Dr Schwartzman noted, “Physicians need to realize that there are different sources of pain in patients with axSpA. Clearly the pain can be related to the underlying condition — an inflammatory type of pain — and also to fibromyalgia and degenerative arthritis. Therefore, when evaluating patients with axSpA, physicians need to recognize that treating a causative element may not address all of the potential underlying causes of pain.”

A systematic review and meta-analysis indicated that approximately 1 in 6 patients with axSpA met criteria for comorbid fibromyalgia.13 Therefore, pain management in a large number of patients with axSpA requires care pathways beyond anti-inflammatory drugs and DMARDs. Of note, patients in the Bath Spondyloarthritis Biobank with axSpA, both with and without CWP, were likely to receive TNF inhibitors,6 suggesting that centrally mediated pain in a significant percentage of patients was nonresponsive to DMARD therapy.

Further, the question arises whether comorbid CWP and fibromyalgia in axSpA affect clinical response to DMARDs.

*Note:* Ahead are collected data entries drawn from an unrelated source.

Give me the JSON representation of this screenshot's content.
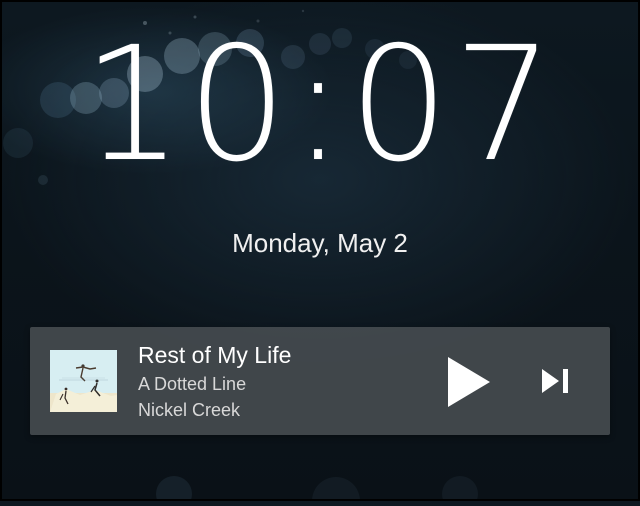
{
  "lockscreen": {
    "time_hours": "10",
    "time_separator": ":",
    "time_minutes": "07",
    "date": "Monday, May 2"
  },
  "media": {
    "title": "Rest of My Life",
    "album": "A Dotted Line",
    "artist": "Nickel Creek",
    "icons": {
      "art": "album-art-thumbnail",
      "play": "play-icon",
      "next": "skip-next-icon"
    }
  },
  "colors": {
    "background": "#0b141b",
    "text": "#ffffff",
    "card": "#505458"
  }
}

Some studies suggest that drug effects on axSpA with or without comorbid CWP are not notably different14; however, others indicate poorer symptom and disease activity responses to TNF inhibitor therapy in the presence of CWP.15

Dougados and colleagues16 reported that patients with high Bath Ankylosing Spondylitis Disease Activity Index (BASDAI) scores and enthesitis count — suggestive of (unconfirmed) fibromyalgia — did not have poorer treatment outcomes with etanercept, although they had worse depression. In contrast, a retrospective analysis demonstrated that TNF survival was lower in patients with both axSpA and fibromyalgia.11

Therefore, knowledge gaps exist in terms of how fibromyalgia and other chronic pain disorders are linked mechanistically with axSpA, and to the extent that central and inflammatory pain processes are mutually isolated in axSpA.